The Best Dance/Electronic Album category was only introduced in 2005. Male nominees and winners vastly outnumber women in the category, and to date, SOPHIE is the only trans artist to have been nominated in the entire Dance/Electronic field. Biracial electronic duo LMFAO were the first Black artists nominated for Best Dance/Electronic album, in 2010. Following the summer of racial reckoning in 2020, Kaytranada became the first Black artist to win the category in 2021, and Black Coffee was the winner the following year. This year, Beyoncé is just the fourth Black artist to be nominated in the category in 19 years, for ‘Renaissance’ — the same album that the Dance/Electronic screening committee unanimously voted to place in a different category. While Beyoncé’s album “sought to celebrate a club era in which marginalised people sought liberation through dance music”, screening committee member Max notes that DJs can’t even include an edit of a Beyoncé track in a community radio set shared to YouTube without it being pulled down due to licensing issues. “All these games being played to make it seem like this [‘Renaissance’] is a huge club record and it's like, in what club?” Max says. “It's a revisionist concept of the club based on what she [Beyoncé] wants it to be and what their industry goals are, and that's really unfair.”

Although Max thinks Beyoncé’s ‘Renaissance’ is “wonderful”, they don’t think the album or ‘Break My Soul’ should have been nominated in the Dance/Electronic field “at the expense of taking away from people who work in certain genres their whole life and really dedicate their craft to pushing those genres forward.

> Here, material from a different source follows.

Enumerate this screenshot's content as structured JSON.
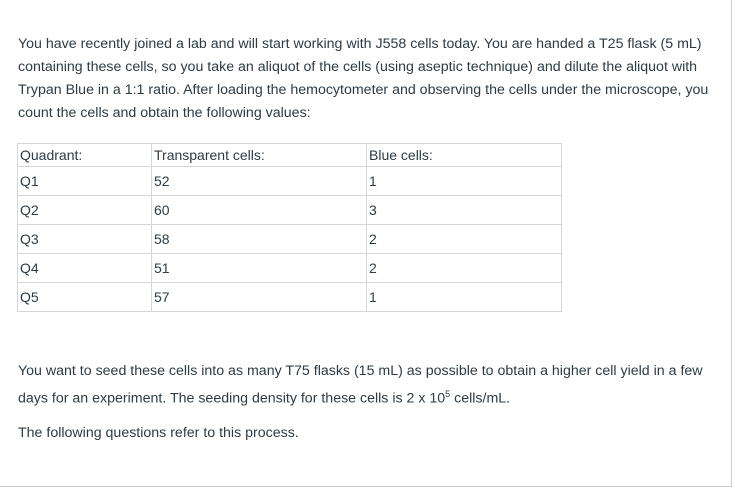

“I think the nomination — and then if she wins especially — is another act of defining what electronic music is by virtue of how it’s marketed instead of how it's made and the actual originators and composers of it.”

Any effort to demystify the Grammys voting process tends to raise more questions than it does answers. The Grammys’ definition of excellence in Dance/Electronic music is as it applies to voting members of the Academy, who are not necessarily experts in dance music. Their choices more often than not reflect tracks and albums that have sold well and/or gone viral on TikTok, as was the case with ‘I’m Good’. And while a Grammys insider suggested that those unhappy with the status quo should join the Academy and submit entries, music that is not widely distributed and streamed on leading platforms will still be ineligible, which rules out a lot of great electronic music. Considering too that the fate of entries can be determined by the national screening committee, prospective members might be left wondering if joining the Academy is worth it.

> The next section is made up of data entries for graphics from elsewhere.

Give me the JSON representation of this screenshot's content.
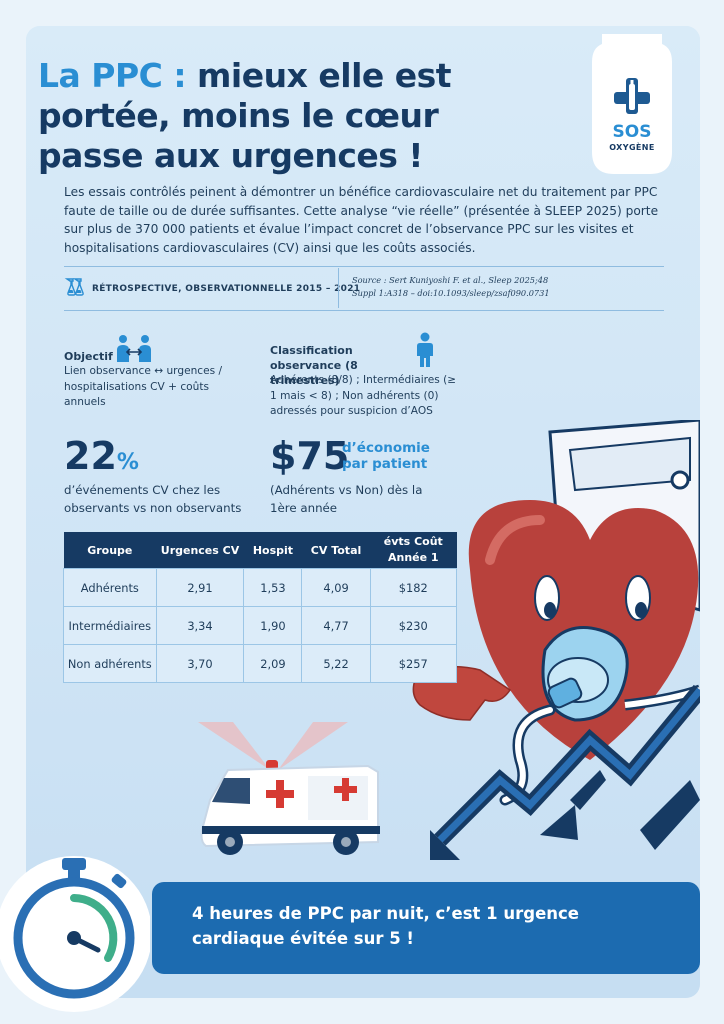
{
  "title": {
    "accent": "La PPC :",
    "rest": " mieux elle est portée, moins le cœur passe aux urgences !"
  },
  "badge": {
    "brand_top": "SOS",
    "brand_bottom": "OXYGÈNE"
  },
  "intro": "Les essais contrôlés peinent à démontrer un bénéfice cardiovasculaire net du traitement par PPC faute de taille ou de durée suffisantes. Cette analyse “vie réelle” (présentée à SLEEP 2025) porte sur plus de 370 000 patients et évalue l’impact concret de l’observance PPC sur les visites et hospitalisations cardiovasculaires (CV) ainsi que les coûts associés.",
  "meta": {
    "study_type": "RÉTROSPECTIVE, OBSERVATIONNELLE 2015 – 2021",
    "source": "Source : Sert Kuniyoshi F. et al., Sleep 2025;48 Suppl 1:A318 – doi:10.1093/sleep/zsaf090.0731",
    "icon": "flask-icon"
  },
  "objectif": {
    "title": "Objectif",
    "text": "Lien observance ↔ urgences / hospitalisations CV + coûts annuels",
    "icon": "people-exchange-icon"
  },
  "classification": {
    "title": "Classification observance (8 trimestres)",
    "text": "Adhérents (8/8) ; Intermédiaires (≥ 1 mais < 8) ; Non adhérents (0) adressés pour suspicion d’AOS",
    "icon": "person-icon"
  },
  "stat1": {
    "value": "22",
    "symbol": "%",
    "text": "d’événements CV chez les observants vs non observants"
  },
  "stat2": {
    "value": "$75",
    "label": "d’économie par patient",
    "text": "(Adhérents vs Non) dès la 1ère année"
  },
  "table": {
    "headers": [
      "Groupe",
      "Urgences CV",
      "Hospit",
      "CV Total",
      "évts Coût Année 1"
    ],
    "rows": [
      [
        "Adhérents",
        "2,91",
        "1,53",
        "4,09",
        "$182"
      ],
      [
        "Intermédiaires",
        "3,34",
        "1,90",
        "4,77",
        "$230"
      ],
      [
        "Non adhérents",
        "3,70",
        "2,09",
        "5,22",
        "$257"
      ]
    ]
  },
  "footer": {
    "text": "4 heures de PPC par nuit, c’est 1 urgence cardiaque évitée sur 5 !",
    "icon": "stopwatch-icon"
  },
  "colors": {
    "navy": "#163a63",
    "accent": "#2a8ed3",
    "bar": "#1c6bb0",
    "heart": "#b8413c",
    "bg": "#d8eaf8"
  }
}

But despite the numerous blows to the Grammys’ credibility over the years — see also what happened with Jethro Tull and Kacey Musgraves for starters — they’re still the most prestigious awards in popular music, and winning or being nominated for one helps artists sell more records, secure more work and demand higher fees. In the Dance/Electronic category, as in others, these winners and nominees have been mostly cis white males, granting them even more privilege over their non-white, non-male peers and further obscuring Dance music’s Black, queer roots.

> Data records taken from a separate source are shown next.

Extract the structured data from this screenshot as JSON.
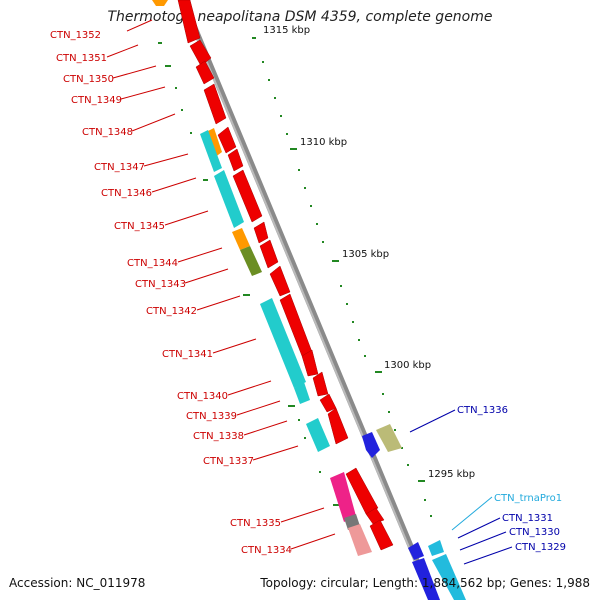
{
  "title": "Thermotoga neapolitana DSM 4359, complete genome",
  "accession": "Accession: NC_011978",
  "summary": "Topology: circular; Length: 1,884,562 bp; Genes: 1,988",
  "colors": {
    "backbone": "#888888",
    "cds": "#ff0000",
    "label_red": "#cc0000",
    "label_blue": "#0000aa",
    "label_cyan": "#22aadd",
    "tick": "#228822"
  },
  "scale_labels": [
    "1315 kbp",
    "1310 kbp",
    "1305 kbp",
    "1300 kbp",
    "1295 kbp"
  ],
  "genes_left": [
    "CTN_1352",
    "CTN_1351",
    "CTN_1350",
    "CTN_1349",
    "CTN_1348",
    "CTN_1347",
    "CTN_1346",
    "CTN_1345",
    "CTN_1344",
    "CTN_1343",
    "CTN_1342",
    "CTN_1341",
    "CTN_1340",
    "CTN_1339",
    "CTN_1338",
    "CTN_1337",
    "CTN_1335",
    "CTN_1334"
  ],
  "genes_right": [
    "CTN_1336",
    "CTN_trnaPro1",
    "CTN_1331",
    "CTN_1330",
    "CTN_1329"
  ]
}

The video for ‘I’m Good’ came on at the gym the other day, and once again I found myself staring at David Guetta’s EDM tycoon abs as Bebe Rexha, dancing atop a yacht in a black minidress and evening gloves, broke into the Grammy-nominated chorus.

“I'm good, yeah, I'm feelin' alright

Baby, I'ma have the best fuckin' night of my life

And wherever it takes me, I'm down for the ride baby

Don't you know I'm good, yeah, I'm feelin' alright”

I have no personal beef with Rexha or with David Guetta. I’m told he’s a very nice guy, in spite of the odd excruciating gaffe, and I don’t begrudge the man for knowing how to make a hit record. But this is a nomination that feels wrong on many levels, and the latest in a long line of choices that undermine the integrity of the Grammys.